Da una parte, infatti, egli rimanda, almeno implicitamente, alle opere di Camus il quale descrive, in maniera efficacissima, l'assurdità della vita umana (individuale e collettiva), ma non dimostra che ciò che egli descrive (fenomenologia) coincida totalmente con l'interezza del reale (ontologia). La sua visione filosofica si basa sul presupposto che ciò che appare nel mondo sia non solo reale (come è), ma tutto il reale: si tratta di un presupposto abbastanza solido, anzi indiscutibile perché evidente? Oppure resta aperta un’altra ipotesi: che questa vita umana sia assurda se la realtà si esaurisce nell’esperienza sensibile e che acquisti senso se la realtà è più grande, più alta, più profonda dell’esperienza sensibile? Sulla infondatezza di questa seconda ipotesi Pievani non spende una riga. Ma questo significa non degnare di una smentita le centinaia di filosofi – da Parmenide e Platone sino a Wittgenstein e Ricoeur – che hanno indicato nella possibilità dell’Invisibile la chiave per decifrare l’oscuro enigma del visibile.

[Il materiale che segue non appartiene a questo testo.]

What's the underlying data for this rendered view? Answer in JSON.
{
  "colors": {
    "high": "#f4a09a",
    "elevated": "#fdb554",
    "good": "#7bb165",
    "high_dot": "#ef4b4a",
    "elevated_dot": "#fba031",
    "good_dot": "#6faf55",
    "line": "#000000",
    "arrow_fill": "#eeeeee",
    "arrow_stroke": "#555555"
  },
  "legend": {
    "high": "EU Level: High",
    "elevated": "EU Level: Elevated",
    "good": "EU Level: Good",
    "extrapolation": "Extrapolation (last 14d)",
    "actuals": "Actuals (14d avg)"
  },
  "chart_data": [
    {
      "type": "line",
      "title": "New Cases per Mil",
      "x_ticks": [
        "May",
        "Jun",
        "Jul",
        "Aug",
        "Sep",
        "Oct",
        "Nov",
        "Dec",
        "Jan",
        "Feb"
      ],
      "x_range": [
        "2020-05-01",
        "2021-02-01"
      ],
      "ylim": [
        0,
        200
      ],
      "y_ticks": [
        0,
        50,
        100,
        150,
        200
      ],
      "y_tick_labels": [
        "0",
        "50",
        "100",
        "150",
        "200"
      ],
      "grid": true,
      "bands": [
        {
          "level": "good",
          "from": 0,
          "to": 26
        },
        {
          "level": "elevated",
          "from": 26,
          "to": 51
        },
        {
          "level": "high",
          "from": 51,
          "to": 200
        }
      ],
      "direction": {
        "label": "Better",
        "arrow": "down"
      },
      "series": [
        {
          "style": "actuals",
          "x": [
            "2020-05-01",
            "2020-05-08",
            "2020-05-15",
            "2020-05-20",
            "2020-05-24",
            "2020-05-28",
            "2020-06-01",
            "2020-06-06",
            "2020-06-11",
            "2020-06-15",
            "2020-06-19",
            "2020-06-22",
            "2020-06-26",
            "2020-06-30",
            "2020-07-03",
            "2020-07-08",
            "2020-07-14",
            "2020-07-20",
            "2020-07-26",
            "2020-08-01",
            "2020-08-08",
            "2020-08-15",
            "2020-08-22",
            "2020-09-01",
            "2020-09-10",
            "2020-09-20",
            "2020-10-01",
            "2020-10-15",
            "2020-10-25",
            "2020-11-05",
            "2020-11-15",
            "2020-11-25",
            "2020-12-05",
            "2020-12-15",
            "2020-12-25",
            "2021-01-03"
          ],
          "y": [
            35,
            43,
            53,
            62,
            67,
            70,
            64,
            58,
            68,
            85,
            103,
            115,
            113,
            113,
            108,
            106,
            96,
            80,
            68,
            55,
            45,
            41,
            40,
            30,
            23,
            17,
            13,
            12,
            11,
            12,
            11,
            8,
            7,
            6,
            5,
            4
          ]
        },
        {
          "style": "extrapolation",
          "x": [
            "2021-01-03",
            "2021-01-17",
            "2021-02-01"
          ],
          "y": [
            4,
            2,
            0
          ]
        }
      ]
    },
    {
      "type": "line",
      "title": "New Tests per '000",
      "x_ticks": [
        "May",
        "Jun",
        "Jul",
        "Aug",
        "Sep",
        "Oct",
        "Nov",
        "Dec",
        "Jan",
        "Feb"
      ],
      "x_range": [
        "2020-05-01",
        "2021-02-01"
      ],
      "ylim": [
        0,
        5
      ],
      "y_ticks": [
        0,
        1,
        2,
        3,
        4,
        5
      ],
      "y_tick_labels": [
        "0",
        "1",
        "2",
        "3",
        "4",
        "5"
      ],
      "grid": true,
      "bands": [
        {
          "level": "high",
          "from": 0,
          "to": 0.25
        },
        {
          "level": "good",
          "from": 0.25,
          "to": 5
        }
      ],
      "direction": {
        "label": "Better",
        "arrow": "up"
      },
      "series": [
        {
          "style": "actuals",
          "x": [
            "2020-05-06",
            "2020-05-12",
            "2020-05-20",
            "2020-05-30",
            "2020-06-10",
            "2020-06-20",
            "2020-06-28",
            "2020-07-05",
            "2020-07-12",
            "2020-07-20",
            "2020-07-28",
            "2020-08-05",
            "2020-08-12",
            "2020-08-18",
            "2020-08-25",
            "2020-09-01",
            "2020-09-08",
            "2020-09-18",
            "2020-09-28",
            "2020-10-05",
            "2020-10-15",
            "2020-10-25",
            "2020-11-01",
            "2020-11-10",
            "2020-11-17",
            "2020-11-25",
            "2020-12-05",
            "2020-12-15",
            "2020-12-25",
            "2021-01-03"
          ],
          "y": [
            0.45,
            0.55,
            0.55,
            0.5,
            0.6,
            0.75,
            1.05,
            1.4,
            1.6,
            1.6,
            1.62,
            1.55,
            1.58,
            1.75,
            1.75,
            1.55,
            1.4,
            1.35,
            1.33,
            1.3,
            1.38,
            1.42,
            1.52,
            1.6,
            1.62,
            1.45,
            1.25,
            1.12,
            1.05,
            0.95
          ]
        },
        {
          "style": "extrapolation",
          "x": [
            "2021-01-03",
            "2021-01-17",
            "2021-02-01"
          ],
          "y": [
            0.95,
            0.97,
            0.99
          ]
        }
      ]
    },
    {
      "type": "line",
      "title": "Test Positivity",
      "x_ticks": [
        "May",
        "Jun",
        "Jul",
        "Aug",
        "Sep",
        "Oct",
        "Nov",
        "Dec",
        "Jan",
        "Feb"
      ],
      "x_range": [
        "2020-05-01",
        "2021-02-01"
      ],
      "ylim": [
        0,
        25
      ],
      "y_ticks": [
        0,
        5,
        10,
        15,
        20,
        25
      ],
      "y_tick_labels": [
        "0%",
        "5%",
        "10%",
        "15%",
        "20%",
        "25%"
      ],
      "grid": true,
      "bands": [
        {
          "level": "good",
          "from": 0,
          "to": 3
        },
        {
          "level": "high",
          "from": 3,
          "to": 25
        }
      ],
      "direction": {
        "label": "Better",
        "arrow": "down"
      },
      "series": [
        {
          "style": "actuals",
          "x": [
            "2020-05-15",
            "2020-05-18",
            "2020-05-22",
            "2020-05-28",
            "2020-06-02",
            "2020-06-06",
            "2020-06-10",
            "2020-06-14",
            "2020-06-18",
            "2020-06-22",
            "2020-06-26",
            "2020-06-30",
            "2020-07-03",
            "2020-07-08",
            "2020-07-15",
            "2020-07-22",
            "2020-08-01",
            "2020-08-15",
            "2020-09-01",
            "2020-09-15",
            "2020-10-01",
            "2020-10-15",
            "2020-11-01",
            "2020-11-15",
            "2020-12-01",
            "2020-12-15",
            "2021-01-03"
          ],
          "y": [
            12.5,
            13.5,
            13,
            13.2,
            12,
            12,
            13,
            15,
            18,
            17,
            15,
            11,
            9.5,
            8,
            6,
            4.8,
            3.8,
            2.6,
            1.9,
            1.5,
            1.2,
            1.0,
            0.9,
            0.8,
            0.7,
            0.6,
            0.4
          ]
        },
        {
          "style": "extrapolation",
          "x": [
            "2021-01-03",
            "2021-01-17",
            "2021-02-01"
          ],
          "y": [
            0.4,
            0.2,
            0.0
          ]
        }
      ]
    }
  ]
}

Se da una parte Pievani si appoggia a Camus, dall'altra rimanda a Monod il quale avrebbe rinforzato la tesi dell'assurdità del cosmo illustrando il meccanismo evoluzionistico per cui tutto ciò che osserviamo oggi è frutto dell'incrocio fra una novità casuale (una modificazione chimica o biologica) e una replica necessaria, negli eredi, di tale novità se risulta conveniente all'adattamento della specie all'ambiente. La teoria di Monod si presta a due diversi generi di obiezioni. A un primo livello si tratta di obiezioni 'scientifiche': per attribuire un evento al caso, basta che sia imprevedibile dall'intelligenza umana sulla base delle leggi naturali sinora scoperte? O un evento potrebbe essere casuale rispetto ai nostri parametri conoscitivi e perfettamente prevedibile rispetto ai parametri conoscitivi di un'intelligenza extra-terrestre più ampia della nostra? Se punto mille euro su un numero della roulette e vinco, dal punto di vista antropologico è stato certamente un caso; ma date le varie circostanze del momento (forza impressa al disco, temperatura ambientale etc. etc.) è davvero imprevedibile in sé o soltanto per noi?
Ma ammettiamo che, sul piano scientifico, la teoria di Monod sia inattaccabile. Se tutti i fenomeni biologici avvengono per caso, questo significa che l'intero universo (all'interno del quale si danno i fenomeni biologici) sia anch'esso frutto del caso? Forse sì, forse no. Ma, se propendiamo per la risposta affermativa, dobbiamo renderci conto che non siamo più nell'ambito della biologia: stiamo facendo affermazioni meta-biologiche, meta-scientifiche, meta-fisiche. Affermazioni filosofiche, in particolare ontologiche. Di questo spostamento di punti di vista mi pare che Pievani mostri poca consapevolezza.